1920 - Lieder der MärzrevolutionPressestimmen (chronologisch):Seite: 1/2
- Preis der Deutschen Schallplattenkritik 2/2006
- CD des Monats Liederbestenliste April 2006
- Platz 1 Liederbestenliste April 2006
- Platz 1 Liederbestenliste Mai 2006
So kam es am vergangenen Sonnabend im KITO zu der Premiere des Programms dieser generationsübergreifenden Kollaboration mit dem Titel "Keine Bange, Leschinsky". Und so verlieh das Quartett denjenigen eine Stimme, die man lange totzuschweigen gesucht hatte... Einer der berührendsten Momente des Abends war Baiers Rezitation eines Stückes aus der Feder des Programmtitelgebenden Johann Leschinsky. Nach der mit minimaler Akkordeonbegleitung unterlegten und von Baiers leicht an Tom Waits erinnernde Reibeisenstimme intonierten Ballade über die Hinrichtung eines Rotgardisten durch ein fragwürdiges Militärgericht wagte niemand, zu applaudieren.
Die Norddeutsche / Weser-Kurier 16.Juni 2004
Der Märzaufstand 1920 - eine fast vergessene Geschichte aus der Region: Dieser einzigartige Volksaufstand im Ruhrgebiet findet sich in den Schulbüchern zu Unrecht oft nur noch als Randnotiz.
WDR Fernsehen, Juli 2005
Die Grenzgänger sind so etwas wie die Trüffelschweine der deutschen Liedermacher.
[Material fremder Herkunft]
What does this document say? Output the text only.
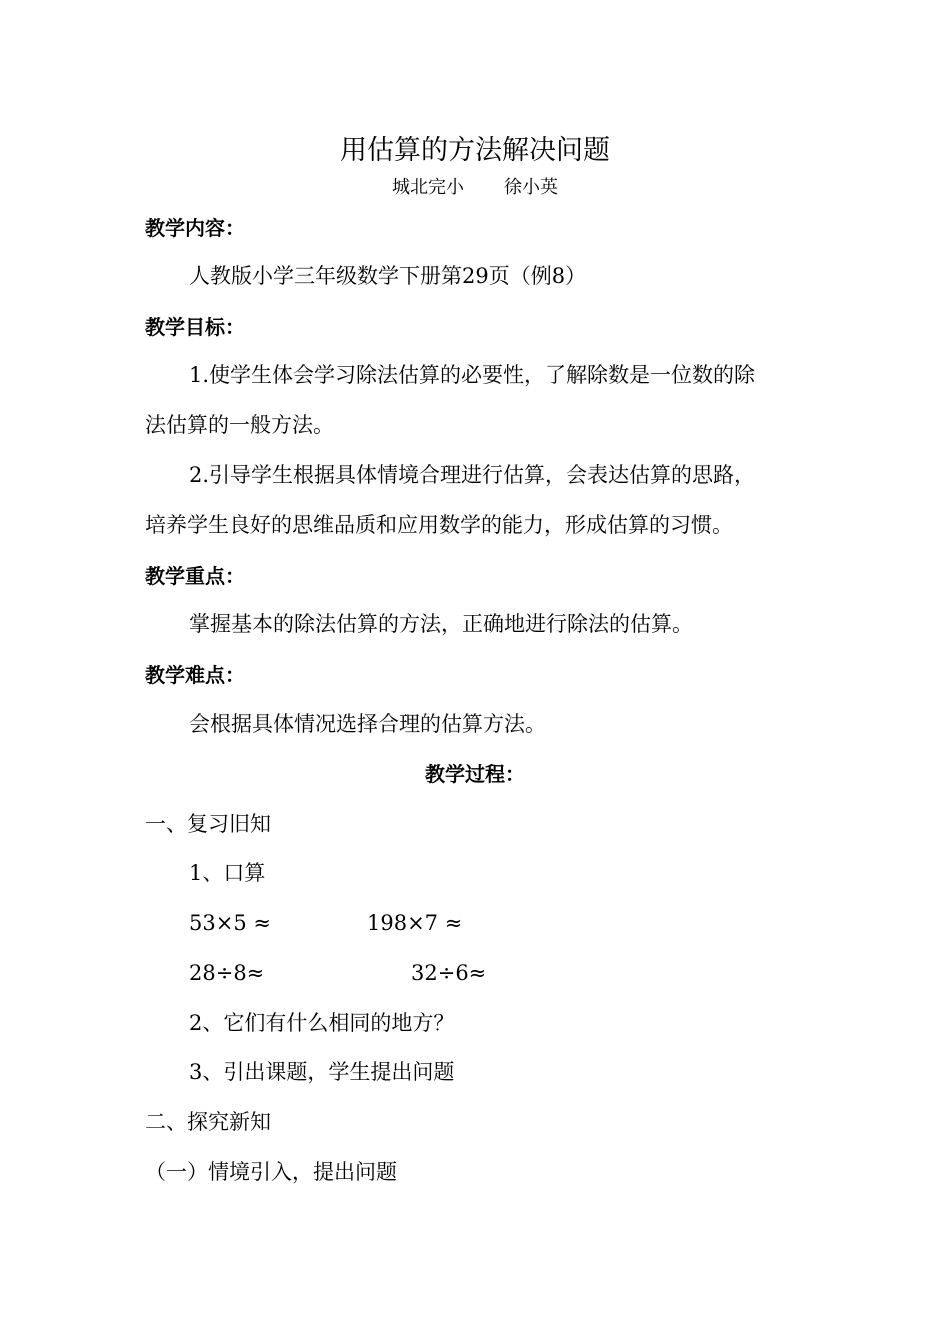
用估算的方法解决问题
城北完小 徐小英
教学内容：
人教版小学三年级数学下册第29页（例8）
教学目标：
1.使学生体会学习除法估算的必要性，了解除数是一位数的除
法估算的一般方法。
2.引导学生根据具体情境合理进行估算，会表达估算的思路，
培养学生良好的思维品质和应用数学的能力，形成估算的习惯。
教学重点：
掌握基本的除法估算的方法，正确地进行除法的估算。
教学难点：
会根据具体情况选择合理的估算方法。
教学过程：
一、复习旧知
1、口算
53×5 ≈	198×7 ≈
28÷8≈	32÷6≈
2、它们有什么相同的地方？
3、引出课题，学生提出问题
二、探究新知
（一）情境引入，提出问题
Das Trio um den Bremer Musiker Michael Zachcial findet immer wieder abseits aller ausgetretenen Pfade politische Lieder, die in der Bearbeitung dieser Gruppe ein ganz neues Gesicht bekommen. Das alles ist wie immer bei den Grenzgängern mit viel Witz und Spielfreude angerichtet und zu einem "runden" Programm arrangiert worden.
Weser-Kurier, 31.8.2005
Der anrührendste Moment auf der CD ist (...) einem Zeitzeugen vorbehalten. Der inzwischen verstorbene Johannes Leschinsky erzählt, wie Freikorps-Verbände "den alten Muhs" umbrachten...Aber es gibt auch den in die Beine gehenden März-Rap, zu dem die Wittener "Sons of Gastarbeita" die Musik machen. Verblüffend, wie aktuell manche Texte wirken, etwa ein Lied von 1930: "Was? Du knurrst? Zu wenig Lohn?/ Schwere Arbeit? Schicht verkürzen?/ Mund gehalten! Keinen Ton!/ Sollen denn die Kurse stürzen?"
Bettina Jäger, Ruhrnachrichten, 8. Februar 2006
Die SPD-geführte Reichsregierung rief das Militär zu Hilfe - rechtsradikale Freikorps und die Reichswehr. Die aber gingen mit einer Brutalität vor, die alle Gewalt der Arbeitermilizen bei weitem in den Schatten stellte. In Duisburg, Dinslaken, Wesel regierte offener rechter Terror.
WDR 3, Sendemanuskript Resonanzen, von Michael Kuhlmann, ausgestrahlt am 15.2.2006
Frank Baier: Das Interesse war bei mir sehr groß plötzlich für das: Was ist hier geschichtlich im Ruhrgebiet abgelaufen? Und bin dann eben bei den Leuten, die 1920 tatsächlich mitgekriegt haben, Zeitzeugen, und hab denen dat Mikrofon unter die Nase gehalten und hab mitgeschnitten, wenn die gesungen haben. Und ich mußte dann dat Knopfakkordeon mitnehmen und hab dann auch ers' ma' einen vorgelegt, bis die dann weich waren, und da haben die dann einen gesungen, und so is' Material entstanden - und das hat Michael immer wieder interessiert! Und er hat gesagt: Hol ma' raus, die Kiste! Und laß uns mal da hören und laß uns mal da hören!"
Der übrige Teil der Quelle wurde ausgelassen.